There are a couple of challenges with what was suggested by this author. One of them is that things change over time. Something like 2017 versus 2022: Payer policies change, certain things change. If the algorithm is designed to optimize, in other words, if the training set is current data for that machine learning algorithm, meaning 2021-2022 data, it might not perform very well on a 2017 dataset because anything that’s changed in that time might produce an erroneous output or an erroneous prediction. That’s the first problem.

The likelihood that somebody is going to have a machine learning algorithm that was already in existence at that time or trained off of the 2017 dataset or that they have some historical product that they used at that time that they could roll out of the archives and run that to predict and that somehow that would be representative of what you would get today – there’s many problems with that. 

What about algorithms?

First of all, they probably don’t have the algorithm from that timeframe. The current one isn’t going to work on it. Even if the company was in existence at that time, whether or not they had developed a perfect algorithm for the 2020-2017 time period, again, all of these things are extremely unlikely. So that’s a big problem.

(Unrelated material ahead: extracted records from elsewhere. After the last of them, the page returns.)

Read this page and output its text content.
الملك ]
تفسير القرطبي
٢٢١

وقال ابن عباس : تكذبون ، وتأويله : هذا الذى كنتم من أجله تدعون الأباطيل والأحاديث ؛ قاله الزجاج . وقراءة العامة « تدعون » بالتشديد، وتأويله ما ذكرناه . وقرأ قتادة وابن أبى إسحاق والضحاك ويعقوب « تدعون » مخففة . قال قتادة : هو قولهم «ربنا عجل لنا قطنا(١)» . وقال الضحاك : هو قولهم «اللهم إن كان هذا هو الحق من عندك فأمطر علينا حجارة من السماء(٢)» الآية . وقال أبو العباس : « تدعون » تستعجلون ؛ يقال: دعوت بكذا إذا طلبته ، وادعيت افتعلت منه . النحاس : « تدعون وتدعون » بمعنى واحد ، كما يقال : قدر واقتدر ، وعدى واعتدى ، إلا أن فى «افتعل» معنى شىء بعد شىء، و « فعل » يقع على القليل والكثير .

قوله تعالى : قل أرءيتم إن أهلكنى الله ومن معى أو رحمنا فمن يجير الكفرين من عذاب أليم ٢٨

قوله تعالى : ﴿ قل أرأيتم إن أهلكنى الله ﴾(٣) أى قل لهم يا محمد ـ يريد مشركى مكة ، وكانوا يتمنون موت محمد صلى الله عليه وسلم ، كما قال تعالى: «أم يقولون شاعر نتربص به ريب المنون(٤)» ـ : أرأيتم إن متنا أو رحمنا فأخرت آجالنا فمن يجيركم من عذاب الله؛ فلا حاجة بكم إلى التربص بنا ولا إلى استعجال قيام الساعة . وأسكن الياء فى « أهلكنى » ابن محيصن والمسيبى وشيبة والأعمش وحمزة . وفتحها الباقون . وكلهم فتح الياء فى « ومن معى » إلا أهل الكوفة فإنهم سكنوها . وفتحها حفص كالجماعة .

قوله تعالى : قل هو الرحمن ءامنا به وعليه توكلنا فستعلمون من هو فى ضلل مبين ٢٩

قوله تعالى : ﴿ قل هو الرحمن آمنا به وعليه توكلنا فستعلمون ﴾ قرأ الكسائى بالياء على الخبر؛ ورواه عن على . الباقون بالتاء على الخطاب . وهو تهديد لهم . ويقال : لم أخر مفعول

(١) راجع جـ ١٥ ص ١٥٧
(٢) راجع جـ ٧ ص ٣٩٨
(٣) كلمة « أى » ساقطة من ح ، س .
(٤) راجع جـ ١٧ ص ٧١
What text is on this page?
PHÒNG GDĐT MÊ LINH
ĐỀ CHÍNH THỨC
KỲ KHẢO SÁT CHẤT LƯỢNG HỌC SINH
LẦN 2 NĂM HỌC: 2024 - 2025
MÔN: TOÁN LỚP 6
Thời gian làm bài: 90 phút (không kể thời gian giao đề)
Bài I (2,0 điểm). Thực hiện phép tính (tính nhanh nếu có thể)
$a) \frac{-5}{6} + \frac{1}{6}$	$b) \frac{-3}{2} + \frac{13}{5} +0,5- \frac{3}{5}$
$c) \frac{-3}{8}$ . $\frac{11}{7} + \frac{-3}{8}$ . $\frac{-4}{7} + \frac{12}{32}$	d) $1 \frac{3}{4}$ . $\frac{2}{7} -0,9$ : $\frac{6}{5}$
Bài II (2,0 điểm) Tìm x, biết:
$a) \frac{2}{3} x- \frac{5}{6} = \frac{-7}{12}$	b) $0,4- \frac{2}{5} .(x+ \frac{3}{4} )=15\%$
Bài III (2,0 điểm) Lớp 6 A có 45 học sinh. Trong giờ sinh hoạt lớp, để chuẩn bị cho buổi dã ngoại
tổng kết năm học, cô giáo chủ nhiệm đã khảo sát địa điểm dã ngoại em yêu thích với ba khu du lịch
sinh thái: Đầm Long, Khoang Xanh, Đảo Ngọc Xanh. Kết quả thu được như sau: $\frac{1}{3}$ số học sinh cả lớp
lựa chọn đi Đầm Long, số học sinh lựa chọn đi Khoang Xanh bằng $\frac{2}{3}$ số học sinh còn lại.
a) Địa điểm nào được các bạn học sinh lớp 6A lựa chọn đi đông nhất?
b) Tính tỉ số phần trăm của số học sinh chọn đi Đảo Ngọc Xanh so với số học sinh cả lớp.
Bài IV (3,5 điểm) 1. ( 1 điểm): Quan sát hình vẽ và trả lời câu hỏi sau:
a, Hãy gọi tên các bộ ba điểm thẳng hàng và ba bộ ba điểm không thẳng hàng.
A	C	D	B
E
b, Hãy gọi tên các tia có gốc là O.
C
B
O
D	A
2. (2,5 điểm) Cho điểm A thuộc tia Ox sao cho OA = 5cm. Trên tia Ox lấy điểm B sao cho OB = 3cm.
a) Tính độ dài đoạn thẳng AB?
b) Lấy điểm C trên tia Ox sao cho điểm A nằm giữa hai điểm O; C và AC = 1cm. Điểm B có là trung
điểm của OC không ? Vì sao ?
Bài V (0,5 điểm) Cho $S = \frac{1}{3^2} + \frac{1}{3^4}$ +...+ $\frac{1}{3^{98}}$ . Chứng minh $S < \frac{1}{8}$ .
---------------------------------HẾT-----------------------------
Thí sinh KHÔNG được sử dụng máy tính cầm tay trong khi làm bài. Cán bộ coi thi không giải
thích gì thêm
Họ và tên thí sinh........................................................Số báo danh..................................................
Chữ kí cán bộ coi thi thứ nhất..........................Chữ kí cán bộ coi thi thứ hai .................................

There’s an even bigger problem: the purchaser, the billing entity, the provider, the billing company, whatever it is who is providing this dataset that is supposed to be used to test the vendor, to see what they would predict and how; all that performs. The problem is that you probably don’t have accurate data from that timeframe because what you would want to provide is effectively unadulterated data. And data gets adulterated over time. It gets changed. It gets overwritten.

What about claims?

You would need the original charge information submitted for all of those claims for, let’s say, 2017. Not the resubmitted claims, not the appeal, not the updated information, all that stuff. That would be an extraordinary level of data warehousing where you have changed records kept that are dated like that, so you could go back and say, “Ah, for this claim, we want it circa January 17, 2017.” Not what it looked like on January 23 of 2017 or September of that year, or anytime after that.

Suppose a claim was denied for whatever reason (a diagnosis code might have been added or changed. Perhaps, a CPT code might have been changed, some other demographic information might have been provided). In that case, there’s almost no system out there that can roll back and tell you what it looked like. You can’t tell even before you made all those modifications to try to get that claim paid. Nobody’s going to have that data to be able to provide.

Is the task impossible?

I’m not even sure I understand what this person was suggesting because it seems like an impossible task to provide. Maybe, I’m missing something. Maybe, I don’t understand because our experience has been that these systems overwrite all that data almost all the time. There’s not going to be a cheater.

Even in the systems that keep multiple claims where there’s a new claim created rather than one resubmitted. As a result, that will be hard to track and figure out which ones to provide as a data set. In theory, that’s possible. Again, I guarantee that some of the fields of some data are still going to change on that. Even if you create a separate claim when something like a CPT code changes, there’s no way to provide original data.

Final thought

A great idea! One day, I think everybody will be able to provide this. You need to have sophisticated data warehousing to do this. Why? To track all those changes so that you don’t overwrite them. Everybody should aspire to that. I think it is unrealistic to do it retroactively back to 2017.